By Philip Sean Curran, Staff Writer
   As the lights went down inside the Princeton Library Thursday night, the first of 12 short films or videos appeared on a large screen.
   For more than two hours, film lovers got to watch works by a young generation of American and foreign filmmakers at the ninth annual Princeton Student Film & Video Festival.
   Held on back-to-back nights July 18 and July 19, the event featured 25 pieces by high school and college filmmakers who are between 14 and 25 years old. This year, 104 submissions were entered, including pieces by filmmakers from Europe, Hong Kong and Ireland, said Susan Conlon, director of the festival and librarian at the Princeton Library.
   ”To grow it, it’s a matter of doing a lot of outreach, reaching out to the local high schools and colleges here in New Jersey but also reaching to colleges all over the country with film programs,” said Ms. Conlon, wearing a black T-shirt from the 2008 festival.
   The genres ran the gamut: dramas, comedies, cartoons and documentaries. A screening committee that includes Ms. Conlon and 12 others looks at the films, seeking to have a diversity of works for the festival.
   ”These are some of the best films we’ve ever seen in one year. We had films that we did not include that in other years were easy yesses,” she said.
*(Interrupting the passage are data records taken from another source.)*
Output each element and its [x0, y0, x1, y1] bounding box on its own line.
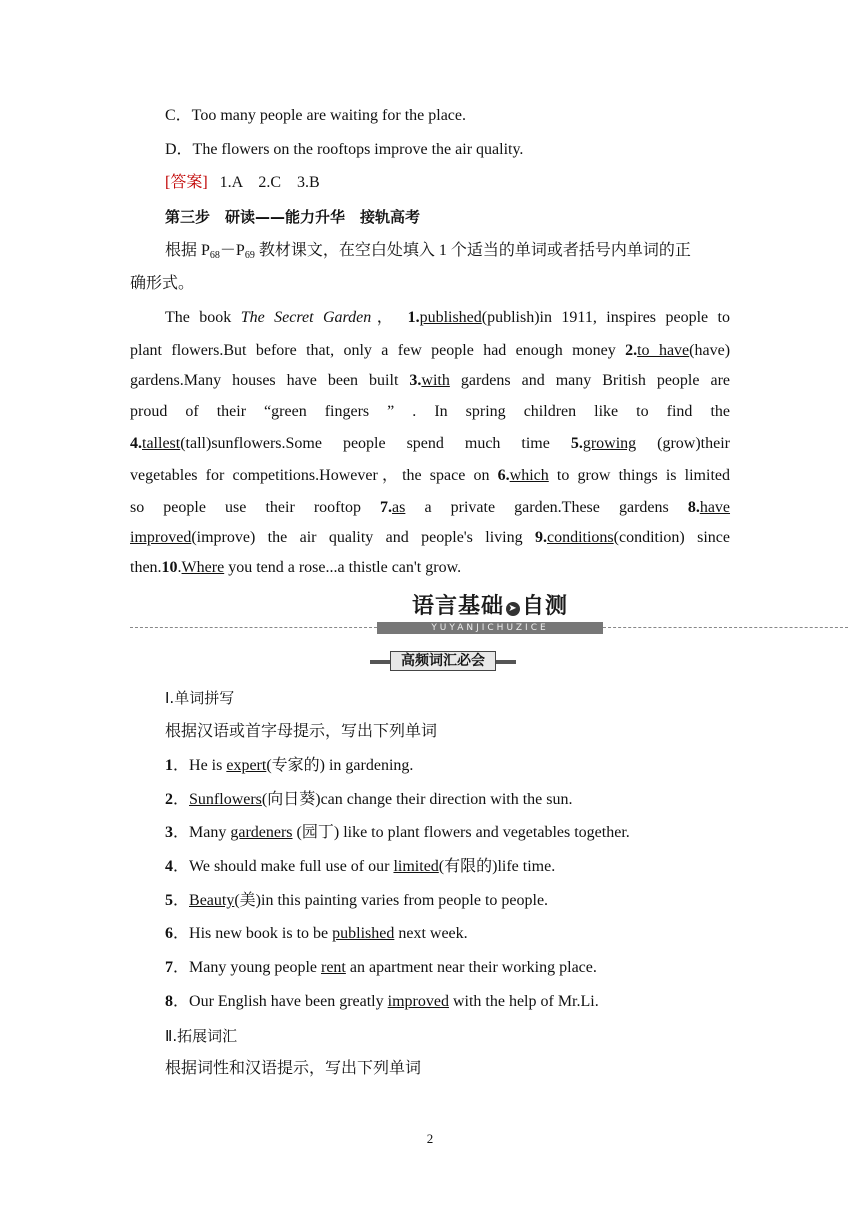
- list-item: 1．He is expert(专家的) in gardening.: [165, 757, 414, 774]
- blank-answer: to have: [637, 342, 690, 359]
- passage-line: vegetables for competitions.However，the space on 6.which to grow things is limited: [130, 467, 730, 484]
- blank-answer: as: [392, 499, 406, 516]
- passage-line: gardens.Many houses have been built 3.with gardens and many British people are: [130, 372, 730, 389]
- list-item: 5．Beauty(美)in this painting varies from people to people.: [165, 892, 549, 909]
- item-number: 4: [165, 858, 173, 875]
- passage-line: so people use their rooftop 7.as a private garden.These gardens 8.have: [130, 499, 731, 516]
- section2-title: Ⅱ.拓展词汇: [165, 1027, 238, 1045]
- answer-label: [答案]: [165, 174, 208, 191]
- blank-answer: limited: [393, 858, 439, 875]
- section-banner: [377, 592, 603, 634]
- blank-answer: Sunflowers: [189, 791, 262, 808]
- list-item: 3．Many gardeners (园丁) like to plant flowers and vegetables together.: [165, 824, 630, 841]
- blank-answer: improved: [387, 993, 449, 1010]
- passage-line: The book The Secret Garden， 1.published(publish)in 1911, inspires people to: [165, 309, 730, 326]
- step3-instruction: 根据 $P_{68}-P_{69}$ 教材课文，在空白处填入 1 个适当的单词或者括号内单词的正: [165, 242, 691, 261]
- blank-answer: growing: [582, 435, 637, 452]
- list-item: 7．Many young people rent an apartment near their working place.: [165, 959, 597, 976]
- blank-answer: improved: [130, 529, 192, 546]
- blank-answer: expert: [226, 757, 267, 774]
- list-item: 8．Our English have been greatly improved with the help of Mr.Li.: [165, 993, 599, 1010]
- passage-line: improved(improve) the air quality and people's living 9.conditions(condition) since: [130, 529, 730, 546]
- blank-answer: with: [421, 372, 450, 389]
- answer-line: [165, 173, 320, 193]
- section1-title: Ⅰ.单词拼写: [165, 689, 235, 707]
- blank-answer: published: [332, 925, 395, 942]
- blank-answer: Beauty: [189, 892, 235, 909]
- item-number: 3: [165, 824, 173, 841]
- answer-value: 1.A 2.C 3.B: [219, 174, 320, 191]
- sub-banner: [370, 651, 516, 671]
- banner-divider-right: [603, 627, 848, 628]
- banner-divider-left: [130, 627, 377, 628]
- section1-instruction: 根据汉语或首字母提示，写出下列单词: [165, 723, 438, 740]
- item-number: 1: [165, 757, 173, 774]
- arrow-circle-icon: ➤: [506, 602, 520, 616]
- passage-line: then.10.Where you tend a rose...a thistle can't grow.: [130, 559, 462, 576]
- passage-line: proud of their “green fingers ” . In spring children like to find the: [130, 403, 730, 420]
- step3-title: 第三步 研读——能力升华 接轨高考: [165, 208, 421, 226]
- item-number: 7: [165, 959, 173, 976]
- list-item: 6．His new book is to be published next week.: [165, 925, 468, 942]
- item-number: 2: [165, 791, 173, 808]
- option-d: D．The flowers on the rooftops improve the air quality.: [165, 141, 524, 158]
- blank-answer: rent: [321, 959, 346, 976]
- option-c: C．Too many people are waiting for the place.: [165, 107, 467, 124]
- banner-subtitle: YUYANJICHUZICE: [377, 622, 603, 634]
- item-number: 8: [165, 993, 173, 1010]
- section2-instruction: 根据词性和汉语提示，写出下列单词: [165, 1060, 422, 1077]
- item-number: 5: [165, 892, 173, 909]
- blank-answer: published: [419, 309, 482, 326]
- list-item: 4．We should make full use of our limited(有限的)life time.: [165, 858, 556, 875]
- passage-line: 4.tallest(tall)sunflowers.Some people spend much time 5.growing (grow)their: [130, 435, 730, 452]
- blank-answer: conditions: [546, 529, 614, 546]
- banner-title: 语言基础 ➤ 自测: [411, 594, 569, 619]
- blank-answer: tallest: [142, 435, 181, 452]
- blank-answer: have: [699, 499, 731, 516]
- sub-banner-label: 高频词汇必会: [390, 651, 496, 671]
- list-item: 2．Sunflowers(向日葵)can change their direction with the sun.: [165, 791, 573, 808]
- item-number: 6: [165, 925, 173, 942]
- page-number: 2: [426, 1131, 434, 1146]
- blank-answer: gardeners: [230, 824, 293, 841]
- blank-answer: which: [509, 467, 549, 484]
- step3-instruction-cont: 确形式。: [130, 275, 195, 292]
- passage-line: plant flowers.But before that, only a few people had enough money 2.to have(have): [130, 342, 731, 359]
- blank-answer: Where: [181, 559, 225, 576]
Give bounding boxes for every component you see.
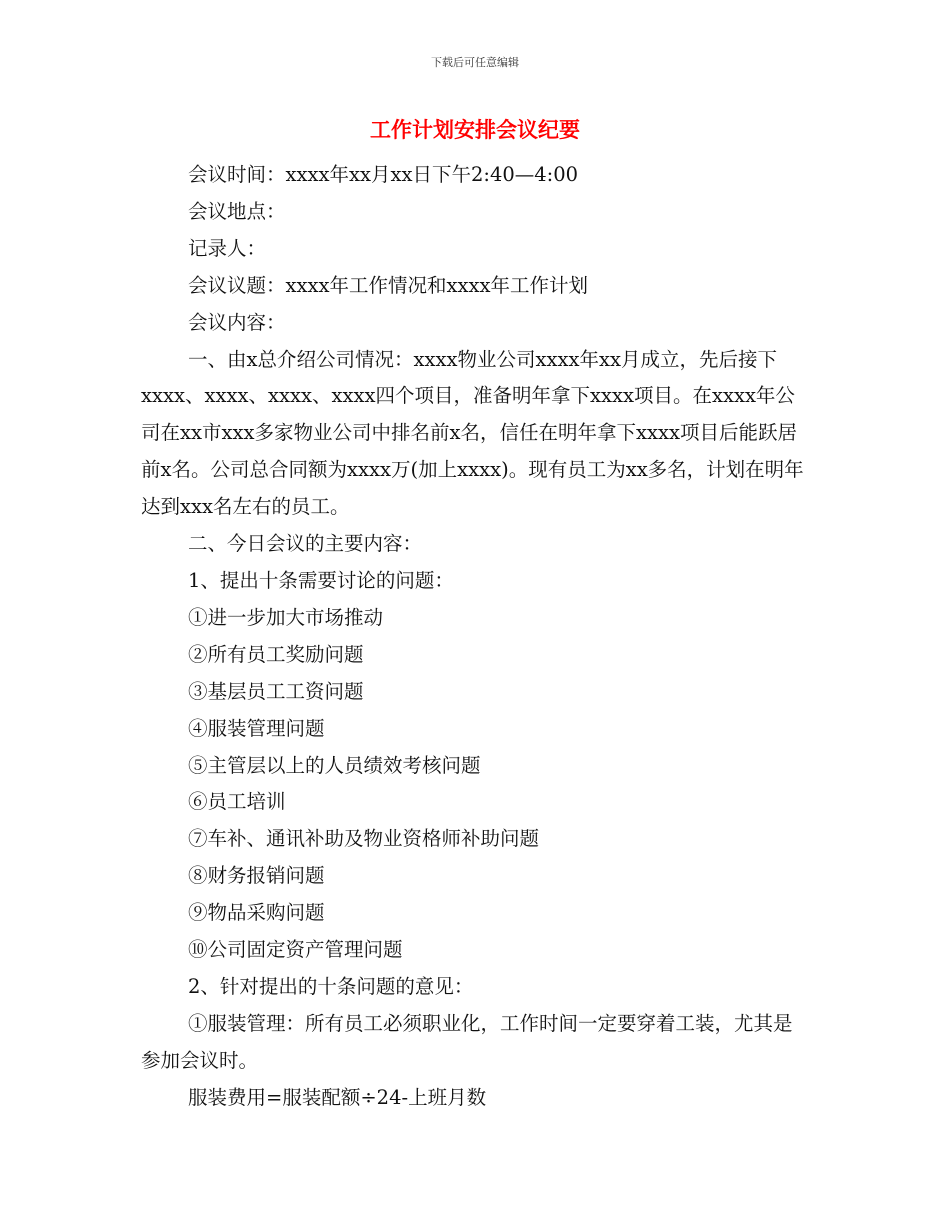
list-item-issue-5: ⑤主管层以上的人员绩效考核问题	[188, 753, 481, 777]
list-item-issue-8: ⑧财务报销问题	[188, 864, 325, 888]
list-item-issue-6: ⑥员工培训	[188, 790, 286, 814]
paragraph-uniform-management: ①服装管理：所有员工必须职业化，工作时间一定要穿着工装，尤其是参加会议时。	[141, 1011, 793, 1072]
list-item-issue-9: ⑨物品采购问题	[188, 901, 325, 925]
paragraph-ten-issues: 1、提出十条需要讨论的问题：	[188, 568, 454, 592]
paragraph-section-two: 二、今日会议的主要内容：	[188, 532, 423, 556]
list-item-issue-1: ①进一步加大市场推动	[188, 605, 384, 629]
paragraph-meeting-place: 会议地点：	[188, 199, 286, 223]
paragraph-recorder: 记录人：	[188, 236, 267, 260]
list-item-issue-4: ④服装管理问题	[188, 716, 325, 740]
document-title: 工作计划安排会议纪要	[370, 118, 580, 142]
list-item-issue-10: ⑩公司固定资产管理问题	[188, 938, 403, 962]
list-item-issue-3: ③基层员工工资问题	[188, 679, 364, 703]
paragraph-meeting-time: 会议时间：xxxx年xx月xx日下午2:40—4:00	[188, 163, 579, 186]
list-item-issue-7: ⑦车补、通讯补助及物业资格师补助问题	[188, 827, 540, 851]
paragraph-company-intro: 一、由x总介绍公司情况：xxxx物业公司xxxx年xx月成立，先后接下xxxx、xxxx、xxxx、xxxx四个项目，准备明年拿下xxxx项目。在xxxx年公司在xx市xxx多家物业公司中排名前x名，信任在明年拿下xxxx项目后能跃居前x名。公司总合同额为xxxx万(加上xxxx)。现有员工为xx多名，计划在明年达到xxx名左右的员工。	[141, 347, 804, 519]
paragraph-meeting-topic: 会议议题：xxxx年工作情况和xxxx年工作计划	[188, 273, 588, 297]
list-item-issue-2: ②所有员工奖励问题	[188, 642, 364, 666]
paragraph-opinions: 2、针对提出的十条问题的意见：	[188, 974, 474, 998]
paragraph-uniform-cost: 服装费用=服装配额÷24-上班月数	[188, 1085, 487, 1109]
header-note: 下载后可任意编辑	[431, 56, 519, 69]
document-body	[141, 157, 809, 1117]
paragraph-meeting-content: 会议内容：	[188, 310, 286, 334]
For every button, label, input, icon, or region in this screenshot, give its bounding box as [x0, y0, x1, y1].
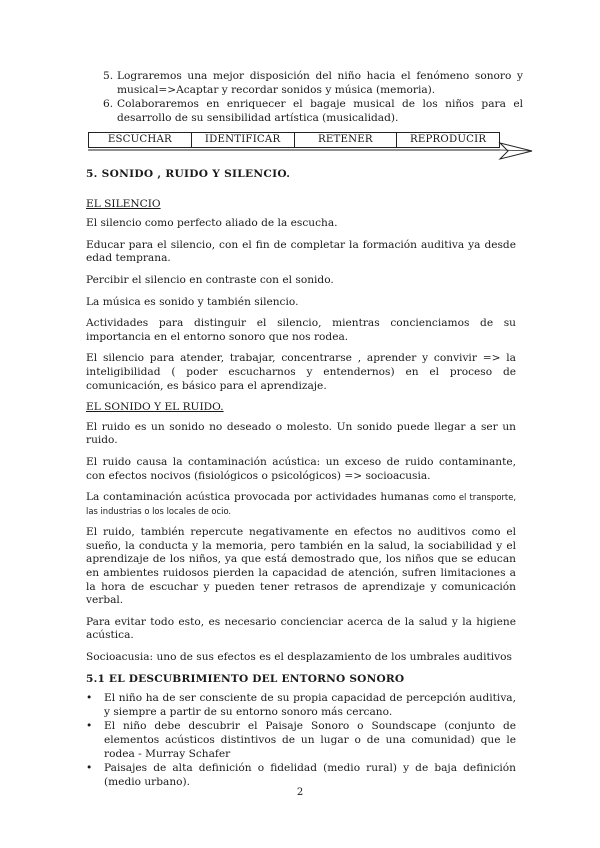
- item-text: Lograremos una mejor disposición del niño hacia el fenómeno sonoro y musical=>Acaptar y recordar sonidos y música (memoria).: [117, 70, 523, 96]
- item-number: 5.: [103, 70, 114, 82]
- page-number: 2: [296, 787, 304, 798]
- list-item: [86, 692, 516, 719]
- list-item: [103, 70, 523, 97]
- subheading-sonido-ruido: EL SONIDO Y EL RUIDO.: [86, 401, 224, 414]
- bullet-text: El niño debe descubrir el Paisaje Sonoro o Soundscape (conjunto de elementos acústicos distintivos de un lugar o de una comunidad) que le rodea - Murray Schafer: [104, 720, 516, 760]
- bullet-text: El niño ha de ser consciente de su propia capacidad de percepción auditiva, y siempre a partir de su entorno sonoro más cercano.: [104, 692, 516, 718]
- flow-step-retener: RETENER: [294, 132, 397, 148]
- bullet-icon: •: [86, 692, 93, 705]
- section-heading: 5. SONIDO , RUIDO Y SILENCIO.: [86, 168, 291, 180]
- paragraph: El ruido es un sonido no deseado o molesto. Un sonido puede llegar a ser un ruido.: [86, 420, 516, 447]
- flow-step-escuchar: ESCUCHAR: [88, 132, 191, 148]
- paragraph: La música es sonido y también silencio.: [86, 295, 299, 308]
- item-text: Colaboraremos en enriquecer el bagaje musical de los niños para el desarrollo de su sensibilidad artística (musicalidad).: [117, 98, 523, 124]
- main-content: [86, 168, 516, 790]
- flow-step-identificar: IDENTIFICAR: [191, 132, 294, 148]
- paragraph-small-text: como el transporte, las industrias o los locales de ocio.: [86, 492, 517, 516]
- paragraph: Para evitar todo esto, es necesario concienciar acerca de la salud y la higiene acústica.: [86, 615, 516, 642]
- paragraph: Percibir el silencio en contraste con el sonido.: [86, 273, 334, 286]
- paragraph: El ruido causa la contaminación acústica: un exceso de ruido contaminante, con efectos nocivos (fisiológicos o psicológicos) => socioacusia.: [86, 455, 516, 482]
- bullet-list: [86, 692, 516, 789]
- paragraph: El silencio como perfecto aliado de la escucha.: [86, 217, 338, 230]
- bullet-icon: •: [86, 762, 93, 775]
- paragraph: El silencio para atender, trabajar, concentrarse , aprender y convivir => la inteligibilidad ( poder escucharnos y entendernos) en el proceso de comunicación, es básico para el aprendizaje.: [86, 352, 516, 392]
- bullet-icon: •: [86, 720, 93, 733]
- paragraph-main-text: La contaminación acústica provocada por actividades humanas: [86, 491, 433, 504]
- flow-step-reproducir: REPRODUCIR: [396, 132, 500, 148]
- list-item: [103, 98, 523, 125]
- numbered-list: [103, 70, 523, 126]
- flow-arrow-icon: [88, 142, 533, 160]
- subheading-silencio: EL SILENCIO: [86, 197, 161, 210]
- paragraph: Educar para el silencio, con el fin de completar la formación auditiva ya desde edad temprana.: [86, 238, 516, 265]
- item-number: 6.: [103, 98, 114, 111]
- section-heading: 5.1 EL DESCUBRIMIENTO DEL ENTORNO SONORO: [86, 672, 405, 685]
- paragraph: Socioacusia: uno de sus efectos es el desplazamiento de los umbrales auditivos: [86, 651, 512, 664]
- paragraph-mixed: [86, 491, 516, 518]
- paragraph: El ruido, también repercute negativamente en efectos no auditivos como el sueño, la conducta y la memoria, pero también en la salud, la sociabilidad y el aprendizaje de los niños, ya que está demostrado que, los niños que se educan en ambientes ruidosos pierden la capacidad de atención, sufren limitaciones a la hora de escuchar y pueden tener retrasos de aprendizaje y comunicación verbal.: [86, 526, 516, 607]
- bullet-text: Paisajes de alta definición o fidelidad (medio rural) y de baja definición (medio urbano).: [104, 762, 516, 788]
- list-item: [86, 720, 516, 761]
- paragraph: Actividades para distinguir el silencio, mientras concienciamos de su importancia en el entorno sonoro que nos rodea.: [86, 317, 516, 343]
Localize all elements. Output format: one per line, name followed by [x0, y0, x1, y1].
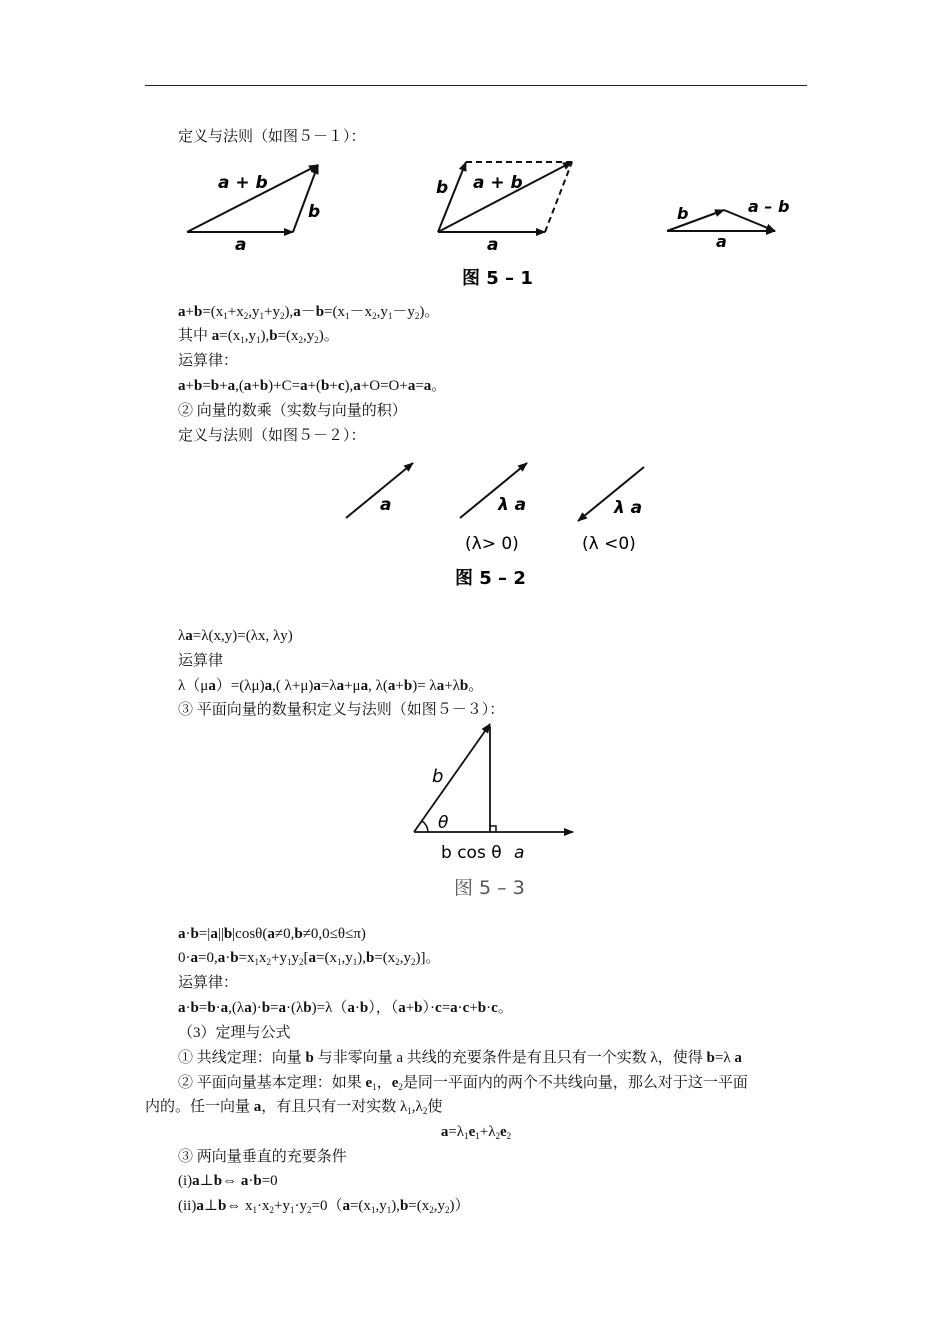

   In discussing the films, Ms. Conlon noted one of themes is uncertainty about the future.
   ”The films are fun and they’re edgy and they’re really creative and they’re cool. But it’s also evident that filmmakers have . . . pretty deep thoughts,” she said.
   Pennington resident Hannah Epstein, a recent graduate of Middlebury College in Vermont, showed her short documentary that dealt with her mother Terri’s successful battle with cancer. Terri Epstein is the only person who speaks or appears in the piece.
   Ms. Epstein, speaking Thursday before the last night of the festival, explained that she took her inspiration for her project from the work of Irish-filmmaker Ken Wardrop.
   ”I’m hoping that it comes across as a survival story, but I guess my goal was to give it a little bit of a spin so it’s not just another survival story,” Ms. Epstein said. “But I guess it’s not just about positives. It also reflects on the difficulties that we had talking to each other about it, and then how she would handle being sick again differently or not.”
   ”It was actually a welcome opportunity to talk about what I had been through,” said Terri Epstein, who attended the festival with other members of the family.
   One filmmaker has been entering films since he was a student at Princeton High School. Bob Venanzi, a recent graduate of Temple University, submitted a nearly 17- minute video that he and his twin brother, Sam, made about the underground music scene in New Brunswick.
   Mr. Venanzi said he enjoys coming back to see the work of other filmmakers, also noting that the festival is a good networking opportunity.
   ”I think for anybody who’s coming here who’s making films — an aspiring filmmaker — they can hear what their relative peers are saying and get a lot of great ideas and resources,” Ms. Conlon said.